Klimakrise

Nationalpark-Wiese soll wieder zum Moor werden

Roggentin / Lesedauer: 2 min

Wenn Sprudelwasser den Spendenfonds füllt: Ein Getränkehersteller aus MV hat eine Aktion für ein Naturschutzprojekt gestartet, das demnächst im Müritz-Nationalpark umgesetzt werden soll.
Veröffentlicht:07.09.2022, 21:30
Aktualisiert:

Von:
  • Author ImageTobias Lemke
Artikel teilen:

Ein trockengelegtes Moor im Müritz-Nationalpark bei Roggentin soll bald wiedervernässt und somit erneut zu einem wirksamen Kohlenstoff-Speicher werden. Unterstützung bei diesem Moor- und Klimaschutzprojekt „Steinstückenwiese“ erhält der Nationalpark dabei durch einen Getränkefabrikanten aus dem Land: Güstrower Schlossquell wird in den kommenden Wochen einen Teil seiner Verkaufserlöse in einen Spendenfonds für das Vorhaben einzahlen.
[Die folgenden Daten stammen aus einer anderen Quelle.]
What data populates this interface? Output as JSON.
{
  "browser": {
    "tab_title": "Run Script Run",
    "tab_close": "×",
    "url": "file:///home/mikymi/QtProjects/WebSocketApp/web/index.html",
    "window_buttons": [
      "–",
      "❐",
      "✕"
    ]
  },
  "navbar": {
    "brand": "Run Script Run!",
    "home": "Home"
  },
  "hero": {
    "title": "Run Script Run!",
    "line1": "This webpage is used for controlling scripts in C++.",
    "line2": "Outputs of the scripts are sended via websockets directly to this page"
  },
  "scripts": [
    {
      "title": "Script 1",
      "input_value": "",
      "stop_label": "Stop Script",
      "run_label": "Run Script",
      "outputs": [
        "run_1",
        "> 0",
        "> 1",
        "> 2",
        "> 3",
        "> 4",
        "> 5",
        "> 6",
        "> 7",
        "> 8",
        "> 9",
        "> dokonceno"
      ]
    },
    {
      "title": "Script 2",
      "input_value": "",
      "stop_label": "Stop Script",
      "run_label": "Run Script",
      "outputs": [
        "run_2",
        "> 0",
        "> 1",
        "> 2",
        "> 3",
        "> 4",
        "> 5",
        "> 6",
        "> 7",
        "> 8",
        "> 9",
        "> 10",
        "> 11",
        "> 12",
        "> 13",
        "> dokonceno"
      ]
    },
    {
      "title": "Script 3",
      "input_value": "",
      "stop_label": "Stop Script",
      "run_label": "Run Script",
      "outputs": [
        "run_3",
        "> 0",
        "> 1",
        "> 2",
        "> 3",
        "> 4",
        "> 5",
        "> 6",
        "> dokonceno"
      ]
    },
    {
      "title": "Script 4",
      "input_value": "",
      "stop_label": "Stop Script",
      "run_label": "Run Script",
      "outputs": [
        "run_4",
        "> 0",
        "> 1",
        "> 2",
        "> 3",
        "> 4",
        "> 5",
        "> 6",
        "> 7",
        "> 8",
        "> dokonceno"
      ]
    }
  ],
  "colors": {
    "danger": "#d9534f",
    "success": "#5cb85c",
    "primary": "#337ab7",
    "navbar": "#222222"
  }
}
Mehr zum Thema: Tausende Hektar Acker sollen wieder zum Moor werden

Moore sind nicht nur ein einzigartiger Lebensraum für Pflanzen und Tiere, sie dienen auch als wichtiger Klimaschützer, indem sie in ihren Torfkörpern dauerhaft Kohlenstoff aus der Atmosphäre speichern. Voraussetzung ist, dass die Moore nicht künstlich entwässert werden.

Sprudelwasser-Firma hilft

Um diese natürlichen Kohlenstoffspeicher zu erhalten, seien in den letzten 30 Jahren im Nationalpark weit über 2500 Hektar Moorfläche renaturiert worden. „Die Spendenaktion von Güstrower Schlossquell unterstützt das Nationalparkamt nun darin eine der letzten größeren Flächen im Park endlich auch wieder mit ausreichend Wasser zu versorgen“, heißt es in einer Mitteilung aus dem Nationalparkamt

Ab sofort fließen 10 Cent pro verkaufter Kiste Güstrower Mineralwasser in den Spendenfonds „Müritz-Nationalpark Moor- und Klimaschutzprojekt“. Die Aktion läuft noch bis zum 31. Oktober. Die Erlöse kommen in voller Höhe der Vernässung des trockengelegten Torfkörpers unter den Steinstückenwiese zugute. Damit werde auf einer Fläche von rund acht Hektar ein wichtiger Speicher für klimaschädliches CO2 reaktiviert.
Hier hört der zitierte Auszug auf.